Uma segunda posição rejeita a existência de um tipo específico de colchas afroamericanas, considerando-a uma visão reducionista e limitadora da sua imensa variedade e riqueza.
Por fim, temos uma terceria posição, segundo a qual a defesa da primeira tese não entra em contradição direta com a segunda e , viceversa, já que é possível argumentar a existência das ditas caracteristicas como parte, e não com representatividade absoluta, dentro da trajetória ancestral destas colchas. Dito com outras palavras, esssa posição considera que se pode identificar uma corrente específica de obras com claro vestígio da herança africana que convive com um estilo mais associado a heterogeneidade que conforma esta tradição na atualidade.
Por fim, chamo atenção para o desdobramento do frame que metaforiza o quilt na evidenciação uma parte importante do legado cultural afroamericano, con implicações no campo literário, musical e cinematográfico. No âmbito literário já foi destacado a novela Stigmata (1999), de Phyllis Alessia Perry; odois contos infantis a) Aunt Harries Underground Railroad in the Sky (1992) e Show Way (2005), de Faith Ringgold e Jacqueline Woodson respectivamente; a autobiografía Quilt of Souls (2015), de Phyllis Lawson; o relato de testemunhos recolhidos s por William Arnett e Paul Arnett baixo o título The Quilts of Gee‟s Bend (2002); a novela The Color Purple (1983) e o relato curto ―Everyday Use‖ (1973), ambas de Alice Walker e, por último, o diario My Quilts and Me (1999), da artista téxtil Nora Ezell. Enquanto que no campo cinematográfico também já foi assinaldo a produção vários filmes e documentários cujas narrativas são articuladas a partir da lógica das colchas, a exemplo de How to Make on American Quilt (1995), Tar Beach (2010) ou The Quilt Project: Celebration of the African American Experience (2017).[TORRADO, 2020: 12–13]

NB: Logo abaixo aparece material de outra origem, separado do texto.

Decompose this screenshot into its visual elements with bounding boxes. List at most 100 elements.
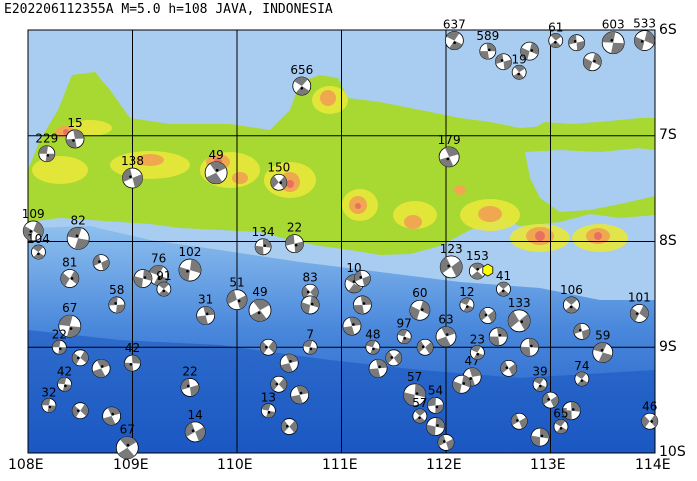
mechanism-depth-label: 46 <box>642 399 657 413</box>
lat-label-7s: 7S <box>659 127 677 143</box>
lat-label-10s: 10S <box>659 444 686 460</box>
focal-mechanism-beachball <box>226 289 248 311</box>
focal-mechanism-beachball <box>437 434 455 451</box>
focal-mechanism-beachball <box>444 31 464 50</box>
mechanism-depth-label: 153 <box>466 249 489 263</box>
focal-mechanism-beachball <box>488 327 508 347</box>
mechanism-depth-label: 49 <box>252 285 267 299</box>
focal-mechanism-beachball <box>435 326 457 348</box>
focal-mechanism-beachball <box>254 238 272 256</box>
focal-mechanism-beachball <box>184 421 206 443</box>
mechanism-depth-label: 150 <box>267 160 290 174</box>
mechanism-depth-label: 76 <box>151 251 166 265</box>
focal-mechanism-beachball <box>108 296 126 314</box>
mechanism-depth-label: 533 <box>633 17 656 31</box>
lon-label-113: 113E <box>530 457 566 473</box>
mechanism-depth-label: 42 <box>57 364 72 378</box>
mechanism-depth-label: 81 <box>62 256 77 270</box>
focal-mechanism-beachball <box>495 53 512 71</box>
focal-mechanism-beachball <box>542 391 559 409</box>
focal-mechanism-beachball <box>292 76 312 96</box>
focal-mechanism-beachball <box>178 258 202 282</box>
focal-mechanism-beachball <box>57 376 72 392</box>
focal-mechanism-beachball <box>66 226 90 250</box>
focal-mechanism-beachball <box>582 52 602 72</box>
focal-mechanism-beachball <box>479 307 497 324</box>
mechanism-depth-label: 229 <box>35 132 58 146</box>
mechanism-depth-label: 51 <box>229 276 244 290</box>
mechanism-depth-label: 22 <box>287 221 302 235</box>
lon-label-110: 110E <box>217 457 253 473</box>
lat-label-6s: 6S <box>659 22 677 38</box>
focal-mechanism-beachball <box>634 30 655 51</box>
lon-label-109: 109E <box>113 457 149 473</box>
mechanism-depth-label: 58 <box>109 283 124 297</box>
focal-mechanism-beachball <box>496 281 511 297</box>
mechanism-depth-label: 19 <box>512 52 527 66</box>
mechanism-depth-label: 32 <box>41 385 56 399</box>
focal-mechanism-beachball <box>468 262 486 280</box>
mechanism-depth-label: 97 <box>397 317 412 331</box>
mechanism-depth-label: 102 <box>179 245 202 259</box>
mechanism-depth-label: 22 <box>52 327 67 341</box>
focal-mechanism-beachball <box>368 358 388 378</box>
focal-mechanism-beachball <box>71 349 89 367</box>
focal-mechanism-beachball <box>553 419 569 434</box>
mechanism-depth-label: 15 <box>67 116 82 130</box>
focal-mechanism-beachball <box>574 371 590 387</box>
event-epicenter-marker <box>482 263 494 277</box>
mechanism-depth-label: 82 <box>71 213 86 227</box>
mechanism-depth-label: 48 <box>365 327 380 341</box>
focal-mechanism-beachball <box>22 220 44 242</box>
focal-mechanism-beachball <box>403 383 427 407</box>
focal-mechanism-beachball <box>601 31 625 55</box>
mechanism-depth-label: 41 <box>496 269 511 283</box>
focal-mechanism-beachball <box>353 270 371 287</box>
lon-label-111: 111E <box>322 457 358 473</box>
focal-mechanism-beachball <box>385 349 403 367</box>
focal-mechanism-beachball <box>426 417 445 436</box>
mechanism-depth-label: 603 <box>602 18 625 32</box>
focal-mechanism-beachball <box>41 398 57 413</box>
mechanism-depth-label: 14 <box>188 408 203 422</box>
focal-mechanism-beachball <box>38 145 56 163</box>
mechanism-depth-label: 60 <box>412 286 427 300</box>
focal-mechanism-beachball <box>409 299 431 321</box>
mechanism-depth-label: 83 <box>303 270 318 284</box>
mechanism-depth-label: 39 <box>532 364 547 378</box>
focal-mechanism-beachball <box>641 412 659 430</box>
mechanism-depth-label: 91 <box>156 269 171 283</box>
focal-mechanism-beachball <box>438 146 460 168</box>
focal-mechanism-beachball <box>124 354 141 372</box>
mechanism-depth-label: 7 <box>306 327 314 341</box>
lon-label-114: 114E <box>635 457 671 473</box>
mechanism-depth-label: 104 <box>27 232 50 246</box>
mechanism-depth-label: 74 <box>574 359 589 373</box>
mechanism-depth-label: 42 <box>125 341 140 355</box>
lat-label-8s: 8S <box>659 233 677 249</box>
focal-mechanism-beachball <box>469 345 485 360</box>
focal-mechanism-beachball <box>562 401 581 421</box>
focal-mechanism-beachball <box>520 41 539 61</box>
focal-mechanism-beachball <box>270 173 288 191</box>
focal-mechanism-beachball <box>156 281 172 297</box>
focal-mechanism-beachball <box>520 337 539 357</box>
focal-mechanism-beachball <box>270 375 288 393</box>
focal-mechanism-beachball <box>204 161 228 185</box>
mechanism-depth-label: 61 <box>548 21 563 35</box>
mechanism-depth-label: 134 <box>252 225 275 239</box>
focal-mechanism-beachball <box>452 374 472 394</box>
mechanism-depth-label: 67 <box>120 423 135 437</box>
focal-mechanism-beachball <box>342 316 362 336</box>
focal-mechanism-beachball <box>459 297 475 313</box>
focal-mechanism-beachball <box>300 295 320 315</box>
focal-mechanism-beachball <box>563 296 580 314</box>
lon-label-108: 108E <box>8 457 44 473</box>
mechanism-depth-label: 23 <box>470 333 485 347</box>
mechanism-depth-label: 54 <box>428 383 443 397</box>
focal-mechanism-beachball <box>532 376 548 392</box>
focal-mechanism-beachball <box>91 358 111 378</box>
focal-mechanism-beachball <box>280 418 298 435</box>
focal-mechanism-beachball <box>416 338 434 356</box>
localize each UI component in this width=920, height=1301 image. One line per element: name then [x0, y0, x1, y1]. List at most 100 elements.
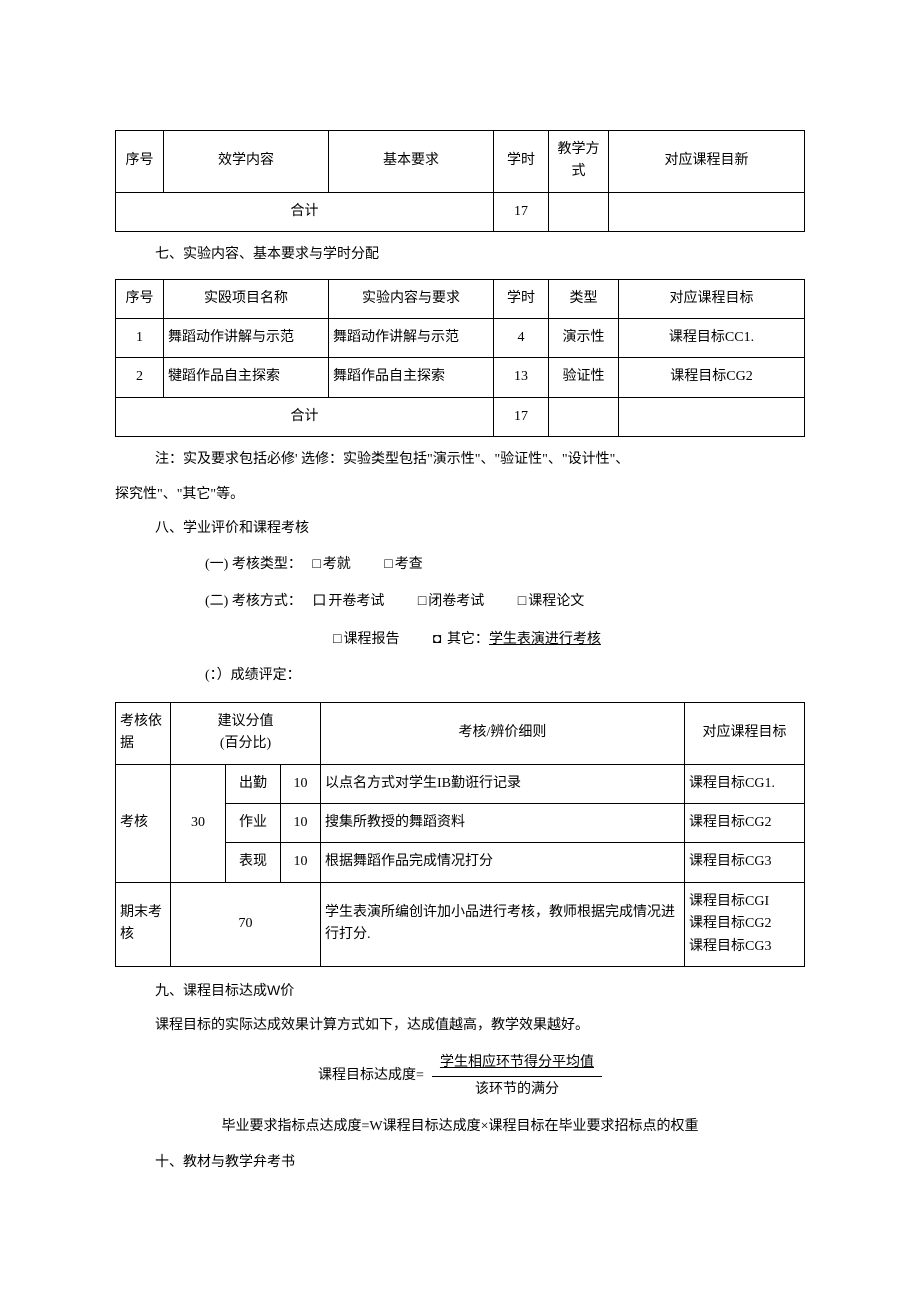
header-detail: 考核/辨价细则: [321, 702, 685, 764]
sub-goal: 课程目标CG1.: [685, 764, 805, 803]
section-9-title: 九、课程目标达成W价: [155, 979, 805, 1003]
note-line2: 探究性"、"其它"等。: [115, 484, 805, 506]
opt-exam: 考就: [323, 557, 351, 572]
row-content: 舞蹈作品自主探索: [329, 358, 494, 397]
assessment-type-row: (一) 考核类型： □考就 □考查: [205, 554, 805, 576]
row-num: 1: [116, 318, 164, 357]
opt-other-prefix: 其它：: [447, 632, 489, 647]
table-header-row: 序号 效学内容 基本要求 学时 教学方式 对应课程目新: [116, 131, 805, 193]
header-cell: 类型: [549, 279, 619, 318]
total-hours: 17: [494, 192, 549, 231]
item2-label: (二) 考核方式：: [205, 594, 302, 609]
group-name: 考核: [116, 764, 171, 882]
opt-paper: 课程论文: [528, 594, 584, 609]
section-8-title: 八、学业评价和课程考核: [155, 518, 805, 540]
sub-detail: 以点名方式对学生IB勤诳行记录: [321, 764, 685, 803]
sub-detail: 根据舞蹈作品完成情况打分: [321, 843, 685, 882]
opt-open: 开卷考试: [328, 594, 384, 609]
goal-line: 课程目标CG3: [689, 939, 771, 954]
grading-label: (：）成绩评定：: [205, 665, 805, 687]
total-hours: 17: [494, 397, 549, 436]
row-type: 验证性: [549, 358, 619, 397]
row-content: 舞蹈动作讲解与示范: [329, 318, 494, 357]
header-basis: 考核依据: [116, 702, 171, 764]
sub-detail: 搜集所教授的舞蹈资料: [321, 804, 685, 843]
goal-line: 课程目标CGI: [689, 894, 769, 909]
header-cell: 序号: [116, 131, 164, 193]
checkbox-icon: □: [418, 591, 426, 613]
total-label: 合计: [116, 192, 494, 231]
opt-other-text: 学生表演进行考核: [489, 632, 601, 647]
opt-closed: 闭卷考试: [428, 594, 484, 609]
header-cell: 序号: [116, 279, 164, 318]
header-cell: 学时: [494, 279, 549, 318]
checkbox-icon: □: [384, 554, 392, 576]
table-row: 期末考核 70 学生表演所编创许加小品进行考核，教师根据完成情况进行打分. 课程…: [116, 882, 805, 966]
checkbox-checked-icon: ◘: [433, 627, 441, 649]
header-cell: 对应课程目新: [609, 131, 805, 193]
section-9-desc: 课程目标的实际达成效果计算方式如下，达成值越高，教学效果越好。: [155, 1015, 805, 1037]
header-cell: 实殴项目名称: [164, 279, 329, 318]
sub-item: 表现: [226, 843, 281, 882]
group-score: 30: [171, 764, 226, 882]
fraction: 学生相应环节得分平均值 该环节的满分: [432, 1052, 602, 1102]
note-line1: 注：实及要求包括必修' 选修：实验类型包括"演示性"、"验证性"、"设计性"、: [155, 449, 805, 471]
empty-cell: [549, 397, 619, 436]
assessment-method-row1: (二) 考核方式： 口开卷考试 □闭卷考试 □课程论文: [205, 591, 805, 613]
table-row: 考核 30 出勤 10 以点名方式对学生IB勤诳行记录 课程目标CG1.: [116, 764, 805, 803]
teaching-content-table: 序号 效学内容 基本要求 学时 教学方式 对应课程目新 合计 17: [115, 130, 805, 232]
row-type: 演示性: [549, 318, 619, 357]
assessment-table: 考核依据 建议分值 (百分比) 考核/辨价细则 对应课程目标 考核 30 出勤 …: [115, 702, 805, 967]
formula-1: 课程目标达成度= 学生相应环节得分平均值 该环节的满分: [115, 1052, 805, 1102]
row-name: 犍蹈作品自主探索: [164, 358, 329, 397]
table-total-row: 合计 17: [116, 192, 805, 231]
row-hours: 4: [494, 318, 549, 357]
empty-cell: [549, 192, 609, 231]
goal-line: 课程目标CG2: [689, 916, 771, 931]
sub-item: 作业: [226, 804, 281, 843]
section-7-title: 七、实验内容、基本要求与学时分配: [155, 244, 805, 266]
formula-numerator: 学生相应环节得分平均值: [432, 1052, 602, 1077]
formula-2: 毕业要求指标点达成度=W课程目标达成度×课程目标在毕业要求招标点的权重: [115, 1116, 805, 1138]
row-num: 2: [116, 358, 164, 397]
group-goals: 课程目标CGI 课程目标CG2 课程目标CG3: [685, 882, 805, 966]
sub-goal: 课程目标CG2: [685, 804, 805, 843]
item1-label: (一) 考核类型：: [205, 557, 302, 572]
row-goal: 课程目标CG2: [619, 358, 805, 397]
header-score-line2: (百分比): [220, 736, 271, 751]
row-goal: 课程目标CC1.: [619, 318, 805, 357]
header-cell: 教学方式: [549, 131, 609, 193]
checkbox-icon: □: [518, 591, 526, 613]
section-10-title: 十、教材与教学弁考书: [155, 1152, 805, 1174]
formula-denominator: 该环节的满分: [475, 1077, 559, 1101]
sub-item: 出勤: [226, 764, 281, 803]
group-score: 70: [171, 882, 321, 966]
row-name: 舞蹈动作讲解与示范: [164, 318, 329, 357]
header-cell: 基本要求: [329, 131, 494, 193]
header-cell: 学时: [494, 131, 549, 193]
header-goal: 对应课程目标: [685, 702, 805, 764]
total-label: 合计: [116, 397, 494, 436]
table-row: 2 犍蹈作品自主探索 舞蹈作品自主探索 13 验证性 课程目标CG2: [116, 358, 805, 397]
group-name: 期末考核: [116, 882, 171, 966]
header-cell: 实验内容与要求: [329, 279, 494, 318]
header-cell: 效学内容: [164, 131, 329, 193]
opt-report: 课程报告: [343, 632, 399, 647]
opt-check: 考查: [395, 557, 423, 572]
group-detail: 学生表演所编创许加小品进行考核，教师根据完成情况进行打分.: [321, 882, 685, 966]
checkbox-icon: □: [333, 629, 341, 651]
header-cell: 对应课程目标: [619, 279, 805, 318]
sub-pts: 10: [281, 804, 321, 843]
sub-goal: 课程目标CG3: [685, 843, 805, 882]
row-hours: 13: [494, 358, 549, 397]
experiment-table: 序号 实殴项目名称 实验内容与要求 学时 类型 对应课程目标 1 舞蹈动作讲解与…: [115, 279, 805, 438]
assessment-method-row2: □课程报告 ◘ 其它：学生表演进行考核: [333, 627, 805, 651]
formula-label: 课程目标达成度=: [318, 1065, 424, 1087]
empty-cell: [619, 397, 805, 436]
sub-pts: 10: [281, 764, 321, 803]
table-row: 1 舞蹈动作讲解与示范 舞蹈动作讲解与示范 4 演示性 课程目标CC1.: [116, 318, 805, 357]
table-header-row: 序号 实殴项目名称 实验内容与要求 学时 类型 对应课程目标: [116, 279, 805, 318]
table-total-row: 合计 17: [116, 397, 805, 436]
header-score: 建议分值 (百分比): [171, 702, 321, 764]
header-score-line1: 建议分值: [218, 714, 274, 729]
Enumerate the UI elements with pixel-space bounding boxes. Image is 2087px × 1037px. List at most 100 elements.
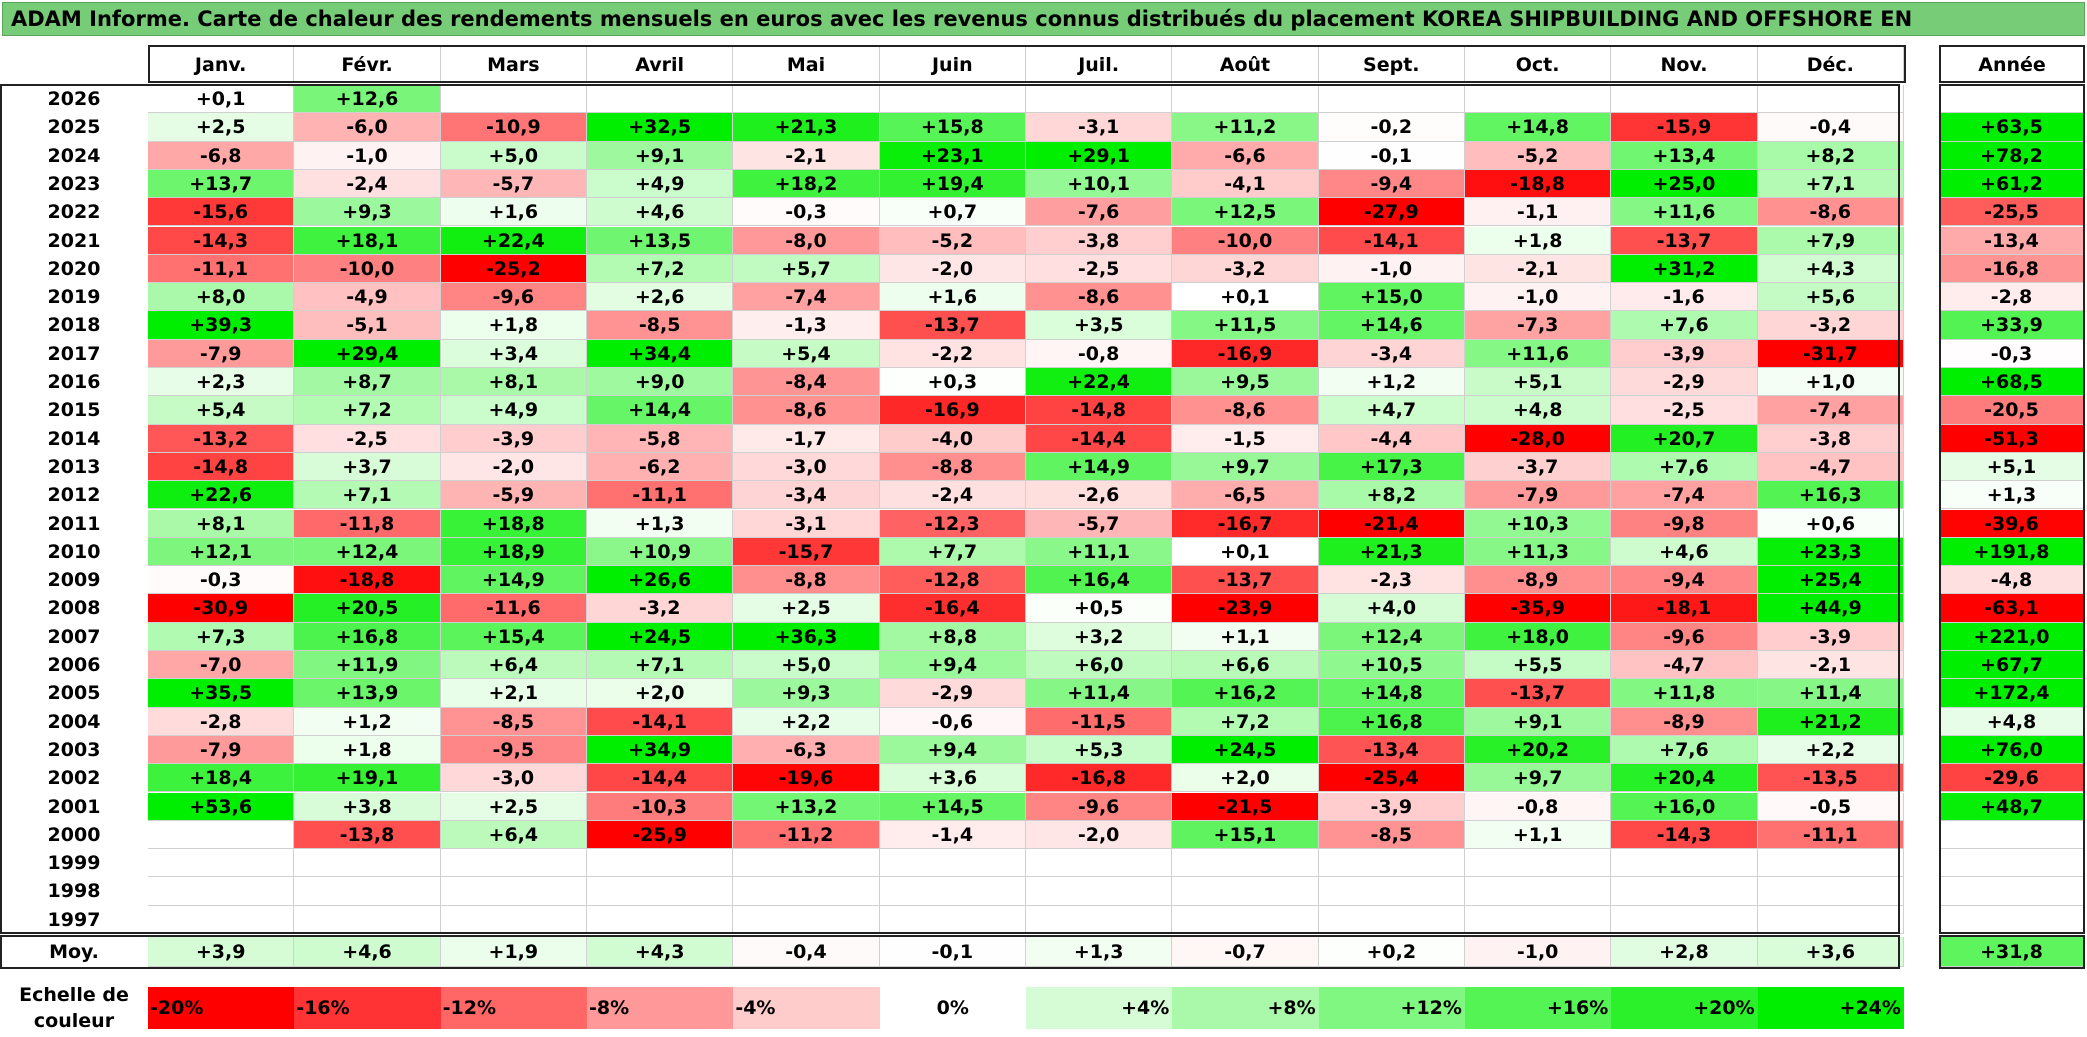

Enfim, o que vale destacar é que a logica de construção e configuração de tais objetos textis é um terreno fertil de interpretação no universo da crítica literária e, também da critica cinematográfica, ao metaforizar tanto a obra literária como a obra cinematográfica, em especial a construção dos personagem como um processo de construção e como um produto singular da artesania quilt. Isto porque, tanto a criação literária, a musical (o jazz) e a cinematográfica podem ser metaforizadas como a confecção das referidas colchas, em especial aquelas que unem muitos fragmentos isolados identificadas como patchwork, explorando as descontinuidade fisica e simbólica dos planos, mas articuladas como uma narrativa visual articulada por meio da lógica dos quilts.
Enfim, Colcha de Retalho (How to Make an American Quilt ) nos oferece um exemplo emblemático da instrumentalização dos lógicas dos quilts no cinema, tanto na articulação da narrativa fundada no avivamento e articulação da memórias dos personagens e, na própria construção da personagem principal. Resumindo pode ser considerado como o esboço de um manifesto do patchwork ou quilt.
NOTAS
[1]Um quilt (colcha) é um tecido de várias camadas, tradicionalmente composto por duas ou mais camadas de tecido ou fibra . Comumente, três camadas são usadas com um material de enchimento. Essas camadas tradicionalmente incluem um top de pano tecido, uma camada de rebatidas ou enchimento e uma parte de trás de tecido combinada usando as técnicas de quilting. […]As colchas podem conter informações históricas valiosas sobre seus criadores, “visualizando segmentos específicos da história de maneiras tangíveis e texturizadas”[WIKIPÉDIA]
[2]quilt afro-americano é caracterizado por uma tendência a assimetria e ao contraste explícito de cores chamativas, dispostas em franjas finas verticais, além de pontadas amplas e, também, por uma recorrente preferência pela improvisação, mas sempre com um propósito de avivar a memória do legado traumático afro-americano.